Tagged: 'crowdfunding'

WordPress, DjangoCon and a few summer project updates

There are oh so many wondrous things for you to click on this weekend (via the CoPress Publish2 Newsgroup):

  • Is Crowdfunding the Future of Journalism? – Crowdfunding may or may not be the future of journalism, but crowdlinking is one way of determining which stories are hot. Everyone who’s anyone linked to this story on Twitter. The story covers some of the successes and challenges of projects such as Spot.us and Chi-town Daily News. It will be interesting to see who in the college market follows suit.
  • DjangoCon is coming to town. My town, at least. DjangoCon will be in Portland this September 8th through 12th. The first three days will be conference days, and the last two will be code sprint days. If you can make it to Portland, student tickets are only $135.00 for all five days. We might even be able to put together a small, college-media specific component.
  • Announcing the Publish2 WordPress plugin: Do more with your links – Full disclosure: this was my baby that we finally released officially into the wild. With a feature called Link Assist, It makes it much simpler to access your Publish2 links while writing a story. The plugin also makes it simple to add your links to your sidebar or create a “What We’re Reading” page for your readers. /shameless self-promotion
  • How Useful (and Usable) is Your Site? – A simple set of exercises to tell whether your newspaper website is actually worth using or not. See if yours passes the test; if not, you probably have work to do.

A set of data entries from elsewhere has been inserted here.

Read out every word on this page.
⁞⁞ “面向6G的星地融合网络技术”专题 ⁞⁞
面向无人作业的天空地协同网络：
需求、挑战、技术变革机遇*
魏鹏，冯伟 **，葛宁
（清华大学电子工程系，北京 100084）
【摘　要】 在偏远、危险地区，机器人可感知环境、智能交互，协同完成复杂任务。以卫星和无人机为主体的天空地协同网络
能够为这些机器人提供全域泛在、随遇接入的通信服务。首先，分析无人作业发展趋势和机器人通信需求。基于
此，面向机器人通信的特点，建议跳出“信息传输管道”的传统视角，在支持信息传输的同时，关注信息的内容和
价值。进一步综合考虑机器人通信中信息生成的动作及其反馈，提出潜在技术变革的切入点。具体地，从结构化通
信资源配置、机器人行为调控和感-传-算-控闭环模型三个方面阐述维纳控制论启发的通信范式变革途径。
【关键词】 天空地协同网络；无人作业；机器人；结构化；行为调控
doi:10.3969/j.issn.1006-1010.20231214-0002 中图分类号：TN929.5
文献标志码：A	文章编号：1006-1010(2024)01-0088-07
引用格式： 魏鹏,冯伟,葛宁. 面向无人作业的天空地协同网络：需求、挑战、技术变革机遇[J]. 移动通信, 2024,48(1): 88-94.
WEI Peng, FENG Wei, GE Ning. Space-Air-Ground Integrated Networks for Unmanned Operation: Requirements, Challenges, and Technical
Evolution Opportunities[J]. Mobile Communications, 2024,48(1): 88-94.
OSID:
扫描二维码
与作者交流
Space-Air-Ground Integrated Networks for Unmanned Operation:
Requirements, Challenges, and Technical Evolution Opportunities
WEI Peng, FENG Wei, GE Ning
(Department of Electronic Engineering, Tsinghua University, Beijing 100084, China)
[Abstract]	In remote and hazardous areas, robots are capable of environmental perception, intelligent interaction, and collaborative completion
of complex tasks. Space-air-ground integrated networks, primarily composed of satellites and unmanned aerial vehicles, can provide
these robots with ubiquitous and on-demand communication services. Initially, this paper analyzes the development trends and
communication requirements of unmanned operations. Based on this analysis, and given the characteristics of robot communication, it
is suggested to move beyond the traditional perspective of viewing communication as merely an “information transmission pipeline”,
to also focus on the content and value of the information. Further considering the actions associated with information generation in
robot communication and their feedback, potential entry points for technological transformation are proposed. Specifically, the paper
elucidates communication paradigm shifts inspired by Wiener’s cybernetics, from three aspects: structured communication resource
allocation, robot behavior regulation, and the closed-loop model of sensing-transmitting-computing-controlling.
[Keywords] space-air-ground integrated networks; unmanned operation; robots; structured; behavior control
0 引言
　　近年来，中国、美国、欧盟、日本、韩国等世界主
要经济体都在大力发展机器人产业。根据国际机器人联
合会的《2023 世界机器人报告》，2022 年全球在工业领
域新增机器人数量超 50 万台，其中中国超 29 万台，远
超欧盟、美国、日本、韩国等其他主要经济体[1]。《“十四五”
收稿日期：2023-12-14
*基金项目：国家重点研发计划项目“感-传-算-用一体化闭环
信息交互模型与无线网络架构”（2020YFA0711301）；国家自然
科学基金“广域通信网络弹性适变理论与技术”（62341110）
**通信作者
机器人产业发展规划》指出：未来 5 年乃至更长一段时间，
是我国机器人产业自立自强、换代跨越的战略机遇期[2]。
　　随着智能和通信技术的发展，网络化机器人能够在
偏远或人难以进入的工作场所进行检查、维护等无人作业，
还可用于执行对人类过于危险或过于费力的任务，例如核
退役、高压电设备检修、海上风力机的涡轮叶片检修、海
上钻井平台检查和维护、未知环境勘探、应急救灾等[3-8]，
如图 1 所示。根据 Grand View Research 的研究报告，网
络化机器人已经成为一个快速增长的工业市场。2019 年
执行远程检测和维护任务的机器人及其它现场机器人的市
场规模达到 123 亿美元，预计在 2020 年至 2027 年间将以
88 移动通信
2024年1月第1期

On the note of WordPress, you should upgrade your Google Analyticator plugin. Among a new set of features released with version 5.0, the plugin now offers one-click authentication with Google and makes it super easy to access your analytics on the WordPress dashboard.

This morning, I started a thread on commenting policy best practices based on a question we received. The success stories I’ve heard in the past year have been coming from the Daily Gazette at Swarthmore and NYU Local. Both have actively engaged communities. The Daily Gazette keeps things civil by recording the location of the commenter (whether they’re on campus or off), encouraging them to sign up for an account, and allowing fellow commenters to vote on the quality of comments. NYU Local requires all commenters to use both first and last names. Depending on the amount of participation on the thread, I might roll the results into a blog post.

On the wiki, The College Voice has started maintaining a list of their current projects which include “designing a new icon and masthead to go along with its new website, all launching in September 2009 as part of its online development project” and also “developing a pdf archive of its issues, from the 1990s, and hopefully scanning its editions from its premiere in 1977.” For anyone else interested, if you include this section on your organization’s profile then it’s an easy way for us to keep up to date on what you’re working on.

At The Maine Campus, Will Davis is finishing up a classifieds system he built in PHP from scratch. One advantage? If you want to add a feature, you just build it. There’s a new feature on Will’s project every time I look at it (most recently, an RSS feed of all items posted). I’m looking forward to seeing what comes of it this fall.